Les relations entre Picasso et Jean Cocteau étaient très complexes. L’Espagnol se méfiait de ce jeune poète aussi à l’aise dans les salons mondains que dans les réunions d’artistes sans le sou. La plupart de ses amis le haïssaient pour son arrivisme forcené et son art de l’embrouille. Ils lui donnaient les surnoms les plus blessants, « coqueluche des vieilles dames », « couturier des Arts », « théoricien parfumé ». Mais Cocteau, à l’entregent proprement stupéfiant, saura se montrer patient et après mille flagorneries, flatter le goût du peintre pour les saltimbanques en écrivant l’argument de Parade, ballet interprété par la troupe de Serge Diaghilev. Picasso acceptera de se charger des décors et costumes. C’est ainsi qu’il fera la connaissance de sa première épouse, Olga Khoklova, et commencera à fréquenter le grand monde. Dès lors il verra en Cocteau un habile agent de publicité.

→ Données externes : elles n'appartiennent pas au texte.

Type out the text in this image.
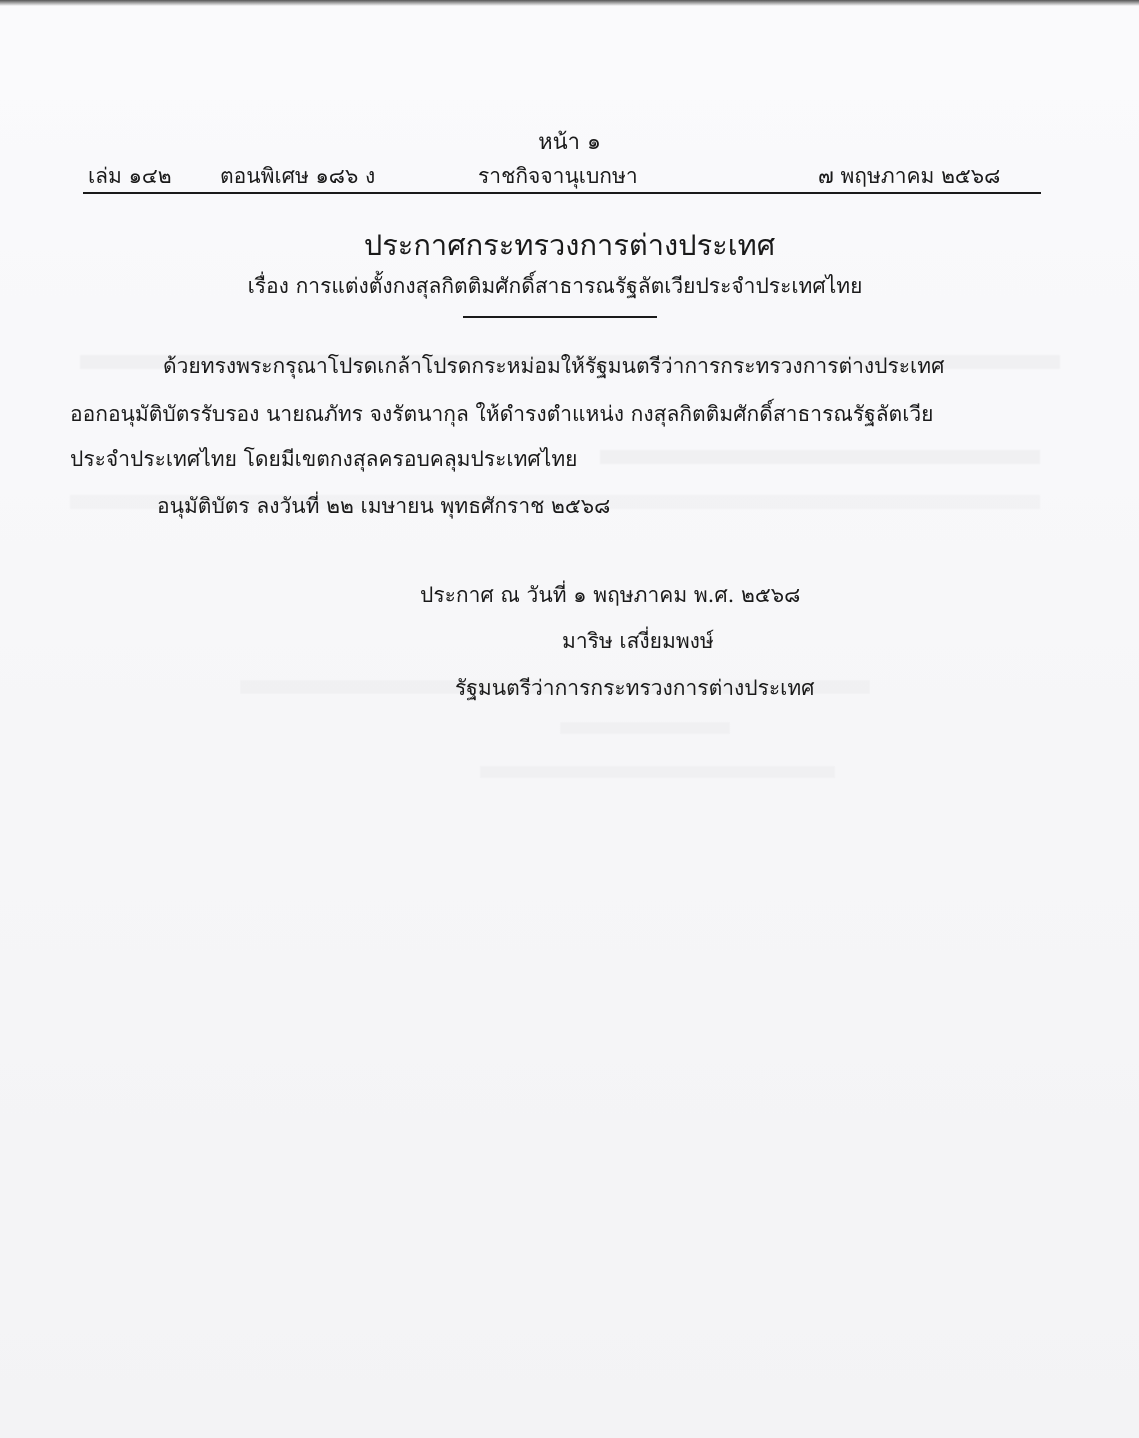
หน้า ๑
เล่ม ๑๔๒ ตอนพิเศษ ๑๘๖ ง	ราชกิจจานุเบกษา	๗ พฤษภาคม ๒๕๖๘
ประกาศกระทรวงการต่างประเทศ
เรื่อง การแต่งตั้งกงสุลกิตติมศักดิ์สาธารณรัฐลัตเวียประจำประเทศไทย
ด้วยทรงพระกรุณาโปรดเกล้าโปรดกระหม่อมให้รัฐมนตรีว่าการกระทรวงการต่างประเทศ
ออกอนุมัติบัตรรับรอง นายณภัทร จงรัตนากุล ให้ดำรงตำแหน่ง กงสุลกิตติมศักดิ์สาธารณรัฐลัตเวีย
ประจำประเทศไทย โดยมีเขตกงสุลครอบคลุมประเทศไทย
อนุมัติบัตร ลงวันที่ ๒๒ เมษายน พุทธศักราช ๒๕๖๘
ประกาศ ณ วันที่ ๑ พฤษภาคม พ.ศ. ๒๕๖๘
มาริษ เสงี่ยมพงษ์
รัฐมนตรีว่าการกระทรวงการต่างประเทศ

Cela ne suffisait cependant pas à écarter tous les motifs de mépris entre les deux hommes. Un jour qu’il se trouvait à Barcelone, Picasso déclare à un journal que Cocteau était si célèbre à Paris que tous les coiffeurs chics déposaient ses poèmes sur leurs tables.

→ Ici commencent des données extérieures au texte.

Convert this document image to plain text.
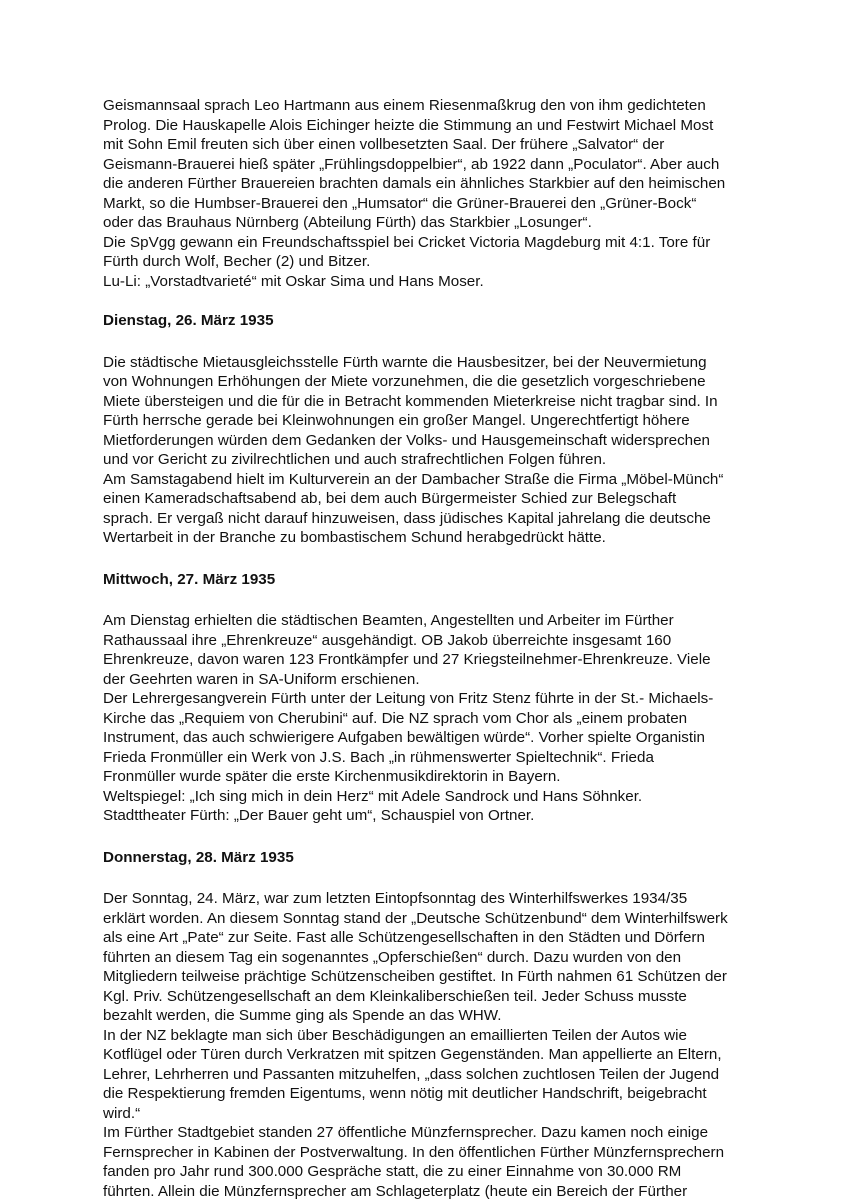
Geismannsaal sprach Leo Hartmann aus einem Riesenmaßkrug den von ihm gedichteten
Prolog. Die Hauskapelle Alois Eichinger heizte die Stimmung an und Festwirt Michael Most
mit Sohn Emil freuten sich über einen vollbesetzten Saal. Der frühere „Salvator“ der
Geismann-Brauerei hieß später „Frühlingsdoppelbier“, ab 1922 dann „Poculator“. Aber auch
die anderen Fürther Brauereien brachten damals ein ähnliches Starkbier auf den heimischen
Markt, so die Humbser-Brauerei den „Humsator“ die Grüner-Brauerei den „Grüner-Bock“
oder das Brauhaus Nürnberg (Abteilung Fürth) das Starkbier „Losunger“.
Die SpVgg gewann ein Freundschaftsspiel bei Cricket Victoria Magdeburg mit 4:1. Tore für
Fürth durch Wolf, Becher (2) und Bitzer.
Lu-Li: „Vorstadtvarieté“ mit Oskar Sima und Hans Moser.
Dienstag, 26. März 1935
Die städtische Mietausgleichsstelle Fürth warnte die Hausbesitzer, bei der Neuvermietung
von Wohnungen Erhöhungen der Miete vorzunehmen, die die gesetzlich vorgeschriebene
Miete übersteigen und die für die in Betracht kommenden Mieterkreise nicht tragbar sind. In
Fürth herrsche gerade bei Kleinwohnungen ein großer Mangel. Ungerechtfertigt höhere
Mietforderungen würden dem Gedanken der Volks- und Hausgemeinschaft widersprechen
und vor Gericht zu zivilrechtlichen und auch strafrechtlichen Folgen führen.
Am Samstagabend hielt im Kulturverein an der Dambacher Straße die Firma „Möbel-Münch“
einen Kameradschaftsabend ab, bei dem auch Bürgermeister Schied zur Belegschaft
sprach. Er vergaß nicht darauf hinzuweisen, dass jüdisches Kapital jahrelang die deutsche
Wertarbeit in der Branche zu bombastischem Schund herabgedrückt hätte.
Mittwoch, 27. März 1935
Am Dienstag erhielten die städtischen Beamten, Angestellten und Arbeiter im Fürther
Rathaussaal ihre „Ehrenkreuze“ ausgehändigt. OB Jakob überreichte insgesamt 160
Ehrenkreuze, davon waren 123 Frontkämpfer und 27 Kriegsteilnehmer-Ehrenkreuze. Viele
der Geehrten waren in SA-Uniform erschienen.
Der Lehrergesangverein Fürth unter der Leitung von Fritz Stenz führte in der St.- Michaels-
Kirche das „Requiem von Cherubini“ auf. Die NZ sprach vom Chor als „einem probaten
Instrument, das auch schwierigere Aufgaben bewältigen würde“. Vorher spielte Organistin
Frieda Fronmüller ein Werk von J.S. Bach „in rühmenswerter Spieltechnik“. Frieda
Fronmüller wurde später die erste Kirchenmusikdirektorin in Bayern.
Weltspiegel: „Ich sing mich in dein Herz“ mit Adele Sandrock und Hans Söhnker.
Stadttheater Fürth: „Der Bauer geht um“, Schauspiel von Ortner.
Donnerstag, 28. März 1935
Der Sonntag, 24. März, war zum letzten Eintopfsonntag des Winterhilfswerkes 1934/35
erklärt worden. An diesem Sonntag stand der „Deutsche Schützenbund“ dem Winterhilfswerk
als eine Art „Pate“ zur Seite. Fast alle Schützengesellschaften in den Städten und Dörfern
führten an diesem Tag ein sogenanntes „Opferschießen“ durch. Dazu wurden von den
Mitgliedern teilweise prächtige Schützenscheiben gestiftet. In Fürth nahmen 61 Schützen der
Kgl. Priv. Schützengesellschaft an dem Kleinkaliberschießen teil. Jeder Schuss musste
bezahlt werden, die Summe ging als Spende an das WHW.
In der NZ beklagte man sich über Beschädigungen an emaillierten Teilen der Autos wie
Kotflügel oder Türen durch Verkratzen mit spitzen Gegenständen. Man appellierte an Eltern,
Lehrer, Lehrherren und Passanten mitzuhelfen, „dass solchen zuchtlosen Teilen der Jugend
die Respektierung fremden Eigentums, wenn nötig mit deutlicher Handschrift, beigebracht
wird.“
Im Fürther Stadtgebiet standen 27 öffentliche Münzfernsprecher. Dazu kamen noch einige
Fernsprecher in Kabinen der Postverwaltung. In den öffentlichen Fürther Münzfernsprechern
fanden pro Jahr rund 300.000 Gespräche statt, die zu einer Einnahme von 30.000 RM
führten. Allein die Münzfernsprecher am Schlageterplatz (heute ein Bereich der Fürther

Cette perfidie ne passe pas inaperçue. Cocteau tente d’abord d’insinuer dans la presse que l’auteur de la déclaration devait être non pas son cher ami, mais Picabia. Sauf que celui-ci dément. Picasso lui se refuse à tout rectificatif. C’est finalement Olga qui se chargera de rassurer Cocteau, prétendant que son époux n’aurait jamais employé ce langage.

Pendant la Seconde Guerre, l’hommage public du poète à Arno Breker et ses lettres enflammées au maréchal Pétain afin d’assurer la représentation d’une de ses pièces irriteront le peintre devenu communiste, au point qu’il refusera de le rencontrer pendant quelques années.

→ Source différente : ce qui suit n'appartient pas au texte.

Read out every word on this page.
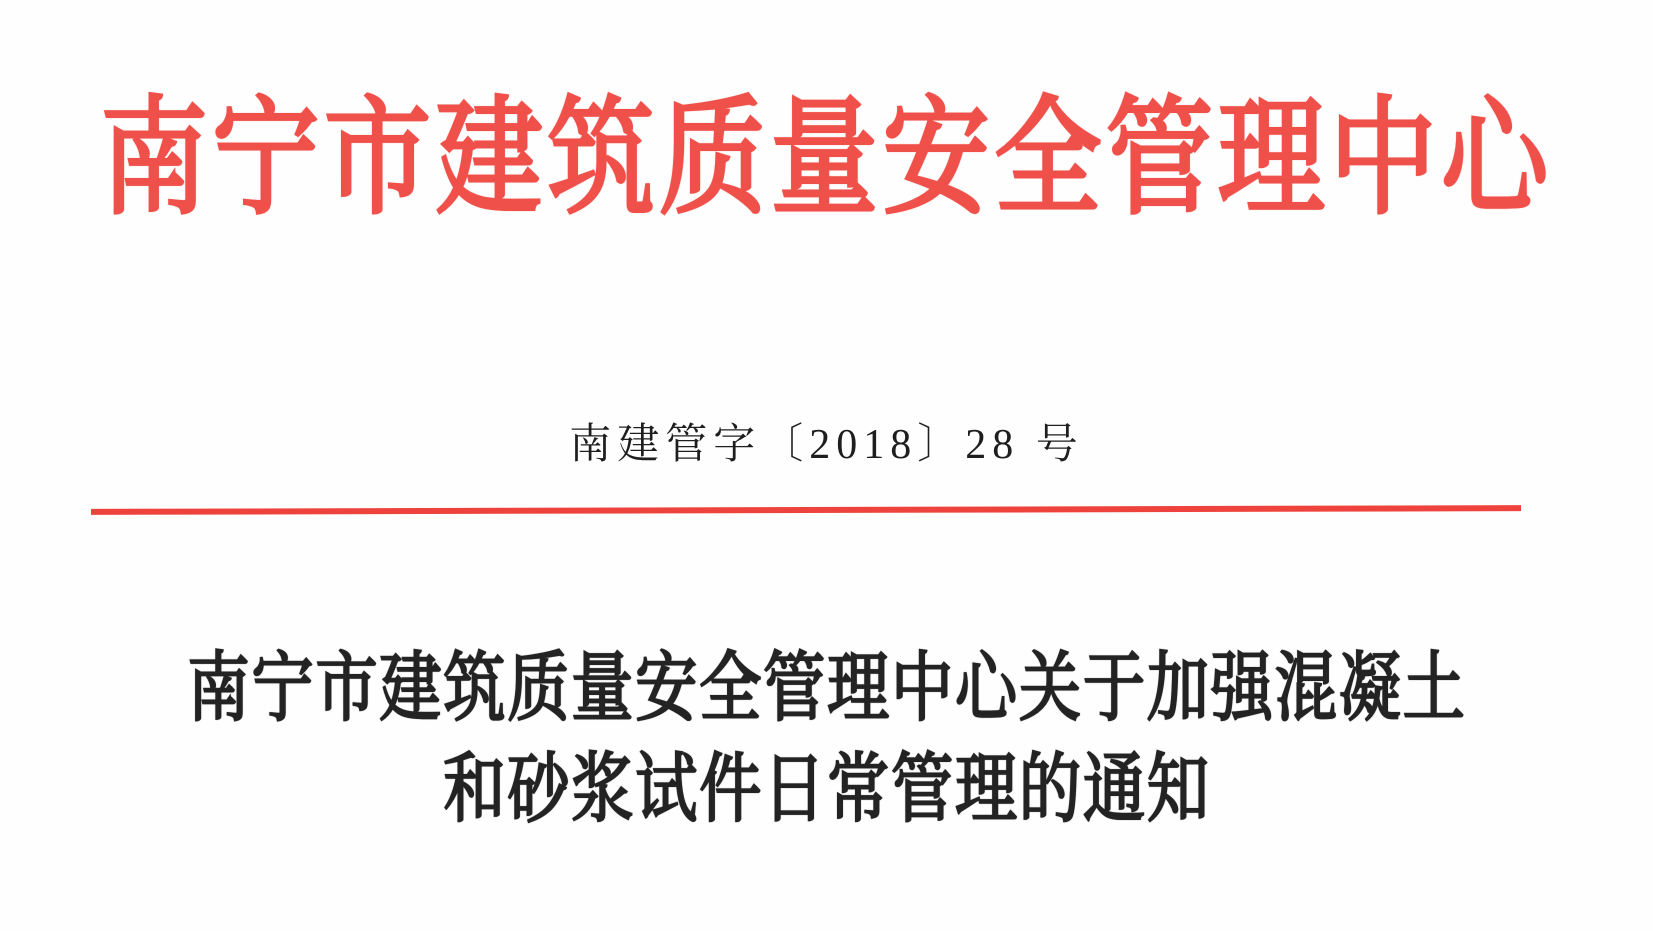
南宁市建筑质量安全管理中心
南建管字〔2018〕28 号
南宁市建筑质量安全管理中心关于加强混凝土
和砂浆试件日常管理的通知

A l’époque Picasso était très lié à Paul Eluard. Lorsqu’ils se rencontraient, l’auteur des Parents terribles devait longuement insister pour que le surréaliste accepte une poignée de main glacée. Cela permettait à Cocteau, soucieux de son image social d’avant-gardiste, de continuer à écrire qu’Eluard était son grand ami.